Samantha Drake, lecturer in Forensic Chemistry at the University of Derby, helped organise the competition.
She said: “All the teams performed extremely well and I was highly impressed by their knowledge and enthusiasm for science.
“They all took part in a chemistry quiz before doing a Doctor Who-themed practical challenge.
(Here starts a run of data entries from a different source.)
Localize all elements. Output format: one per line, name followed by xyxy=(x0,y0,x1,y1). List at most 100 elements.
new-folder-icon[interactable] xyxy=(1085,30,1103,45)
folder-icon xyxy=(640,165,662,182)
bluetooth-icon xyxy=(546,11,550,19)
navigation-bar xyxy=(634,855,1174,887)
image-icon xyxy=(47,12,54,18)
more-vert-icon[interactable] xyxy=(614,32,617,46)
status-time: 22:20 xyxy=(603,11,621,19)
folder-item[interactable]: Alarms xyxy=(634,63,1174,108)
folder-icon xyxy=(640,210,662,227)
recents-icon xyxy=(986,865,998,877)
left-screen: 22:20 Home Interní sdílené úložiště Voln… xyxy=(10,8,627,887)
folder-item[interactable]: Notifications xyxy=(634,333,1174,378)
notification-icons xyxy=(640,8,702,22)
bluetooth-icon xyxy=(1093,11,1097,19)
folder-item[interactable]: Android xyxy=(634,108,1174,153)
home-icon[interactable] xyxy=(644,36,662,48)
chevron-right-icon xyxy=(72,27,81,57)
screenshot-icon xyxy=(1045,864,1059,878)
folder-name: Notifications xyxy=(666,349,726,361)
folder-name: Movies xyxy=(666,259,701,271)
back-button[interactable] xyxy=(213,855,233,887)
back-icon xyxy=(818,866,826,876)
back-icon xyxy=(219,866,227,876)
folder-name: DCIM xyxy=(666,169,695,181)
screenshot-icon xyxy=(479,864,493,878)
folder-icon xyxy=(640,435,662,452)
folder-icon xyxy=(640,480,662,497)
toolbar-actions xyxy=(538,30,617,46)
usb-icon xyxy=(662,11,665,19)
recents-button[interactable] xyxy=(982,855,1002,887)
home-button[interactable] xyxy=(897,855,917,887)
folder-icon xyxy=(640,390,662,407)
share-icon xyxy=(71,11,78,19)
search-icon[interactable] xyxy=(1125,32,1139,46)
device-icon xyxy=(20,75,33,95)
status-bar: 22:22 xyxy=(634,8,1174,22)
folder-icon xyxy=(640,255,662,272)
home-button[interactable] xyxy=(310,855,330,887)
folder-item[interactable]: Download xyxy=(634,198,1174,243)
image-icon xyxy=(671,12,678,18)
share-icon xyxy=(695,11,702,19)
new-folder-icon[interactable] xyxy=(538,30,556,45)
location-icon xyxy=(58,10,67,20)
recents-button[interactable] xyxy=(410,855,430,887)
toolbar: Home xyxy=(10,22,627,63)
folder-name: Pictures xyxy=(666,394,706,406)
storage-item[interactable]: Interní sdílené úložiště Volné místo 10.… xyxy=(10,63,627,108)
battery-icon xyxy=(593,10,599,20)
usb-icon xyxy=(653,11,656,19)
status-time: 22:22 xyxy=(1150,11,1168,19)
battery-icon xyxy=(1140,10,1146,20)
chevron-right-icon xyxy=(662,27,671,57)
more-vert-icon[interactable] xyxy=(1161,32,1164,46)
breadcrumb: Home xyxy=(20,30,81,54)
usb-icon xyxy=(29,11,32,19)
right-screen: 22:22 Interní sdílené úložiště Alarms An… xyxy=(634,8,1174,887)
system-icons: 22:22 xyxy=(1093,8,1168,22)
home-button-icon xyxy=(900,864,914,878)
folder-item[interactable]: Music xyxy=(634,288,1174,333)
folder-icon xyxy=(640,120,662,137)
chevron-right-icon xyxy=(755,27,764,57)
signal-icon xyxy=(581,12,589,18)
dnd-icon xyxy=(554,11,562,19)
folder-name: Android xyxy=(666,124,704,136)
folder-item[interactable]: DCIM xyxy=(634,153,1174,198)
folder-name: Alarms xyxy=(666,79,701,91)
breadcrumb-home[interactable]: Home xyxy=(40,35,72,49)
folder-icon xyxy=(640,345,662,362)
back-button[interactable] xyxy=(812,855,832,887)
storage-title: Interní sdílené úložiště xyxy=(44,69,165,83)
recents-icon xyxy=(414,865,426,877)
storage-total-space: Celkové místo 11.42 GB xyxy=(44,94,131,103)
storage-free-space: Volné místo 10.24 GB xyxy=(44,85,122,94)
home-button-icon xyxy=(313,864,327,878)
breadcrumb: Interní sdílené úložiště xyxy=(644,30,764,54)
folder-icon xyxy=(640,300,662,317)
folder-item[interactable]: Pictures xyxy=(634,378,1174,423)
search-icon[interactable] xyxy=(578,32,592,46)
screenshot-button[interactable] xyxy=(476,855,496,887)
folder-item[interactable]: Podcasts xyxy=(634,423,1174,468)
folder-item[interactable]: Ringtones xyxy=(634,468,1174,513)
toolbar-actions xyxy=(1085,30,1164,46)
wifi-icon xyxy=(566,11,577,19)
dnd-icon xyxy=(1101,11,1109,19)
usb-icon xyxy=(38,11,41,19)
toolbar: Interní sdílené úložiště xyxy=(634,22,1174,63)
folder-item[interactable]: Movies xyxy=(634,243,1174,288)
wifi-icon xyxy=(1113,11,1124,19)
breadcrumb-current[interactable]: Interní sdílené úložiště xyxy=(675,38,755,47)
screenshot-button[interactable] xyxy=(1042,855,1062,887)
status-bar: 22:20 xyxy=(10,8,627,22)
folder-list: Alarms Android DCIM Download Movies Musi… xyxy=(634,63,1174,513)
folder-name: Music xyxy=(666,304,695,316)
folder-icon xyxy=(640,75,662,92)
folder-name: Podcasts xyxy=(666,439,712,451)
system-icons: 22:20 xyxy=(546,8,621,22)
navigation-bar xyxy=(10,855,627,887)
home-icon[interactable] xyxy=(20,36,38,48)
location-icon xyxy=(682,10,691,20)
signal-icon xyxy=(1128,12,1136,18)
Pupils had to show how they would get the Tardis’ cooling system down to a specific temperature using only the chemicals provided.
“The demonstration I did for the pupils was themed ‘light and dark’. It included making peppermint tea glow in the dark, growing colourful crystals, making a boiling tube ‘disappear’ and showing a fluorescent edible jelly in the shape of a brain; which was available for people to try at lunch.
“It was a pleasure to host the regional final of this event and congratulations to Nottingham High School.”
The University’s Forensic Imaging senior lecturer, David Bryson, also showcased some of his fluorescent ‘everyday’ objects.
Teams of pupils from St Mary’s RC High School in Chesterfield, Lady Manners School in Bakewell, Derby High School, Leicester, Loughborough and Boston Grammar Schools, Stamford School, Queen Elizabeth Grammar School in Alford, plus a team made up of pupils from John Cleveland College, Redmoor Academy and Hastings High School (all Hinckley), took part in the regional final, on Saturday (January 18).
Professor Paul Lynch, head of Biological & Forensic Sciences at the University, presented the certificates and prizes.